For the record, I’d still like it if someone came and worked on optimal linear-quadratic control problems. I think there are interesting applications in e.g. marketing :slight_smile:

Also I’d like help making some tools to simplify all this setup, issue here.

At risk one spamming, one more note. There’s no control in the dog tracking example, or anywhere in the linked chapter of Labbe, although he does mention that the KF can handle control inputs. If you want to know an optimal policy to decide the control inputs in a given state x_t and given dynamics encoded in your transition function, this is where all the algebraic riccati equation stuff comes in.

I’d like to cook up an example where we do optimal control to obtain and use a policy function with pytensor/pymc but it’ll have to wait for another day.

@jessegrabowski Thank you very much for such an extensive response! No spamming at all. Ideally yes, I want an optimal control policy.

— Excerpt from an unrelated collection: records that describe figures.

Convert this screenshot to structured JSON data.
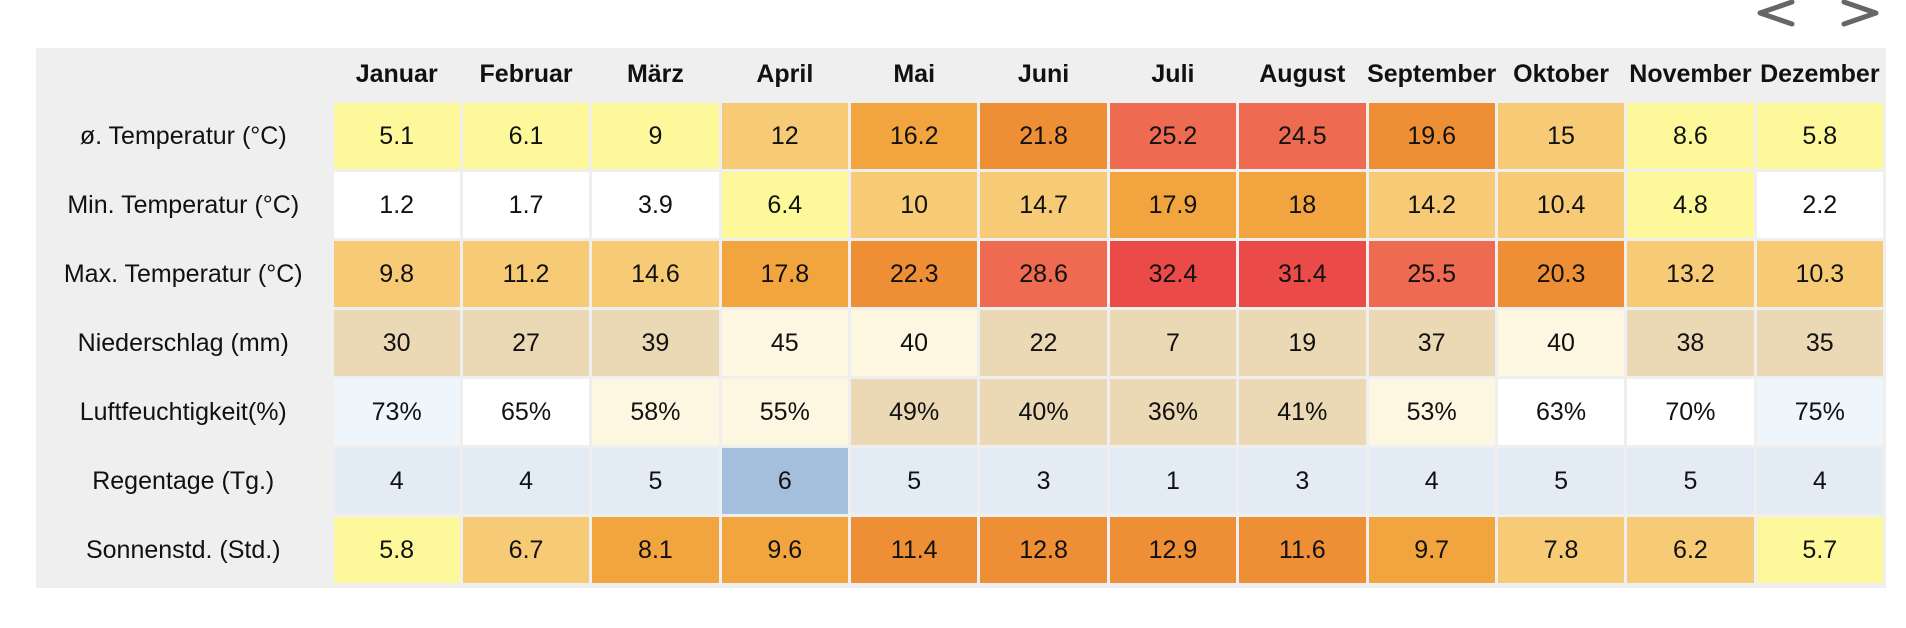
{
  "nav": {
    "prev_icon": "chevron-left-icon",
    "next_icon": "chevron-right-icon"
  },
  "chart_data": {
    "type": "table",
    "title": "",
    "columns": [
      "Januar",
      "Februar",
      "März",
      "April",
      "Mai",
      "Juni",
      "Juli",
      "August",
      "September",
      "Oktober",
      "November",
      "Dezember"
    ],
    "rows": [
      {
        "label": "ø. Temperatur (°C)",
        "values": [
          "5.1",
          "6.1",
          "9",
          "12",
          "16.2",
          "21.8",
          "25.2",
          "24.5",
          "19.6",
          "15",
          "8.6",
          "5.8"
        ],
        "colors": [
          "#fdf99b",
          "#fdf99b",
          "#fdf99b",
          "#f7cb76",
          "#f2a43f",
          "#ef8f35",
          "#ee6a50",
          "#ee6a50",
          "#ef8f35",
          "#f7cb76",
          "#fdf99b",
          "#fdf99b"
        ]
      },
      {
        "label": "Min. Temperatur (°C)",
        "values": [
          "1.2",
          "1.7",
          "3.9",
          "6.4",
          "10",
          "14.7",
          "17.9",
          "18",
          "14.2",
          "10.4",
          "4.8",
          "2.2"
        ],
        "colors": [
          "#ffffff",
          "#ffffff",
          "#ffffff",
          "#fdf99b",
          "#f7cb76",
          "#f7cb76",
          "#f2a43f",
          "#f2a43f",
          "#f7cb76",
          "#f7cb76",
          "#fdf99b",
          "#ffffff"
        ]
      },
      {
        "label": "Max. Temperatur (°C)",
        "values": [
          "9.8",
          "11.2",
          "14.6",
          "17.8",
          "22.3",
          "28.6",
          "32.4",
          "31.4",
          "25.5",
          "20.3",
          "13.2",
          "10.3"
        ],
        "colors": [
          "#f7cb76",
          "#f7cb76",
          "#f7cb76",
          "#f2a43f",
          "#ef8f35",
          "#ee6a50",
          "#eb4b48",
          "#eb4b48",
          "#ee6a50",
          "#ef8f35",
          "#f7cb76",
          "#f7cb76"
        ]
      },
      {
        "label": "Niederschlag (mm)",
        "values": [
          "30",
          "27",
          "39",
          "45",
          "40",
          "22",
          "7",
          "19",
          "37",
          "40",
          "38",
          "35"
        ],
        "colors": [
          "#ebd9b5",
          "#ebd9b5",
          "#ebd9b5",
          "#fdf6e1",
          "#fdf6e1",
          "#ebd9b5",
          "#ebd9b5",
          "#ebd9b5",
          "#ebd9b5",
          "#fdf6e1",
          "#ebd9b5",
          "#ebd9b5"
        ]
      },
      {
        "label": "Luftfeuchtigkeit(%)",
        "values": [
          "73%",
          "65%",
          "58%",
          "55%",
          "49%",
          "40%",
          "36%",
          "41%",
          "53%",
          "63%",
          "70%",
          "75%"
        ],
        "colors": [
          "#eef5fb",
          "#ffffff",
          "#fdf6e1",
          "#fdf6e1",
          "#ebd9b5",
          "#ebd9b5",
          "#ebd9b5",
          "#ebd9b5",
          "#fdf6e1",
          "#ffffff",
          "#ffffff",
          "#eef5fb"
        ]
      },
      {
        "label": "Regentage (Tg.)",
        "values": [
          "4",
          "4",
          "5",
          "6",
          "5",
          "3",
          "1",
          "3",
          "4",
          "5",
          "5",
          "4"
        ],
        "colors": [
          "#e3ebf4",
          "#e3ebf4",
          "#e3ebf4",
          "#a3bfdc",
          "#e3ebf4",
          "#e3ebf4",
          "#e3ebf4",
          "#e3ebf4",
          "#e3ebf4",
          "#e3ebf4",
          "#e3ebf4",
          "#e3ebf4"
        ]
      },
      {
        "label": "Sonnenstd. (Std.)",
        "values": [
          "5.8",
          "6.7",
          "8.1",
          "9.6",
          "11.4",
          "12.8",
          "12.9",
          "11.6",
          "9.7",
          "7.8",
          "6.2",
          "5.7"
        ],
        "colors": [
          "#fdf99b",
          "#f7cb76",
          "#f2a43f",
          "#f2a43f",
          "#ef8f35",
          "#ef8f35",
          "#ef8f35",
          "#ef8f35",
          "#f2a43f",
          "#f7cb76",
          "#f7cb76",
          "#fdf99b"
        ]
      }
    ]
  }
}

I need to go through your examples in a bit more detail.

The issue here Online Learning with State Space Linear Kalman Filter · Issue #540 · pymc-devs/pymc-extras · GitHub is very similar to what I think I need :slight_smile: . I can help if I can, although I’m not very familiar with pytensor, more on the pymc side.

Looking forward to your optimal control example.

Can you please correct [Math Processing Error] in your first post*?*

Just to be clear, the control problem (learning an optimal policy) is a fundamentally different thing than the filtering problem (learning the system dynamics). You can do them together, but they aren’t somehow joined at a deep level. You can have any black-box policy function \pi(x_t) = u_t to control the system. LQ is nice because it starts from the same linear setup as the KF, but it’s not the only tool to be used here. If you start from already knowing the system dynamics and you want a policy function, you have a fundamentally different problem from what a KF gives you, online or not.

Yes, I get that.

I already have some “home-grown” KF implementation, which I ideally want to migrate to a pymc state-space model. The measurements are done in the integer space, I think it’s much easier to let pymc do the hidden state estimation rather than mess with custom code producing the variances.

My other goal is to re-implement the feedback control (which is some heuristic that works) in a more principled way. LQR sounds really nice, as it allows to set a trade-off between the state being far away from desired vs costs of turning the knobs.